Partial Orders and Lattices

Short Notes

Relation: Binary relation on set \(S\).
POSET (Partially Ordered Set): A set \(S\) with a relation \(\preceq\) that is Reflexive, Anti-symmetric, and Transitive.
Hasse Diagram: A graphical representation of a finite POSET, removing self-loops and implied transitive edges.

Key Theories & Formulas

1. Elements in POSET

Maximal Element: \(m \in S\) s.t. no \(x \in S\) has \(m \preceq x\) (except \(m\)).
Maximum Element (Gratest): \(g \in S\) s.t. \(\forall x \in S, x \preceq g\). (Unique if exists).
Minimal and Minimum (Least) defined analogously.
Upper Bound of \(A \subseteq S\): \(x \in S\) s.t. \(\forall a \in A, a \preceq x\).
LUB (Least Upper Bound / Supremum): The minimum of all upper bounds.
GLB (Greatest Lower Bound / Infimum): The maximum of all lower bounds.

2. Lattices

Lattice: A POSET where every pair of elements \(\{a, b\}\) has a unique LUB (\(a \lor b\)) and unique GLB (\(a \land b\)).
Bounded Lattice: Has both a Greatest element (1) and Least element (0).
Complemented Lattice: Bounded lattice where every element \(a\) has a complement \(a'\) such that \(a \lor a' = 1\) and \(a \land a' = 0\).
Distributive Lattice: \(a \lor (b \land c) = (a \lor b) \land (a \lor c)\).
Boolean Algebra: A complemented distributive lattice.

Example Problems

Problem: Is the set \(D_{12}\) (divisors of 12) under divisibility a lattice?

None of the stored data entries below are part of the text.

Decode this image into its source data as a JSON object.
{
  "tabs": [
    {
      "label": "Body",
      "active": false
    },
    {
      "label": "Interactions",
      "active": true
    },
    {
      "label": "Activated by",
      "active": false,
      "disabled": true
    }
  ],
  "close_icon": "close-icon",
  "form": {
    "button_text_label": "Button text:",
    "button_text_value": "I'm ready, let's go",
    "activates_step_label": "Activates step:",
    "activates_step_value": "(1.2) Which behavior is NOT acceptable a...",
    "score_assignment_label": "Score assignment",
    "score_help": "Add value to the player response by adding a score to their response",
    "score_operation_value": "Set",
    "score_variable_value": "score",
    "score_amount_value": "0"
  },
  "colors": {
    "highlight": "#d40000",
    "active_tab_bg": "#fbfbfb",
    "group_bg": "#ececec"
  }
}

\(D_{12} = \{1, 2, 3, 4, 6, 12\}\).
For any \(x, y \in D_{12}\):
\(x \lor y = \text{LCM}(x, y) \in D_{12}\)
\(x \land y = \text{GCD}(x, y) \in D_{12}\)
Yes, this forms a lattice.
Diagram (Bottom to Top):
1 -> 2 -> 4 -> 12
1 -> 3 -> 6 -> 12
2 -> 6
4 -> 12
1 is Bottom, 12 is Top.

Hardest GATE Questions

Topic: Counting Lattices

Tricky Question: Consider the set \(A = \{a, b, c\}\). How many distinct Hasse diagrams are possible that represent a Lattice on \(A\)? (i.e., How many Lattices on 3 labeled elements?)

Analysis:
Lattice implies connected structure (conceptually).
Configurations:
1. Linear chain: \(x-y-z\). 3! permutations = 6.
2. "V" shape? No, V shape (\(a < c, b < c\)) implies \(a \lor b = c\), but \(a \land b\) does not exist (undefined). So not a lattice.
3. Wait, is that true? For \(\{a, b, c\}\) to be a lattice, it must have top and bottom.
So, 3 elements must form a linear chain to be a lattice?
Let's check. If \(a, b\) are incomparable, we need \(a \land b\) (which must be \(< a, b\)) and \(a \lor b\) (which must be \(> a, b\)).
If distinct bounds must exist, we need at least 4 elements for a "diamond" shape. With 3 elements, we simply cannot handle incomparable elements properly alongside bounds.
Exception: If \(a < c, b < c\) and \(a \land b\) is MISSING, it's not a lattice.
So on 3 elements, only a total ordering (Chain) is a lattice.
Number of total orders on 3 elements = \(3! = 6\).
Result: 6.
Why it's hard: Requires testing small structures against Lattice axioms (LUB/GLB existence).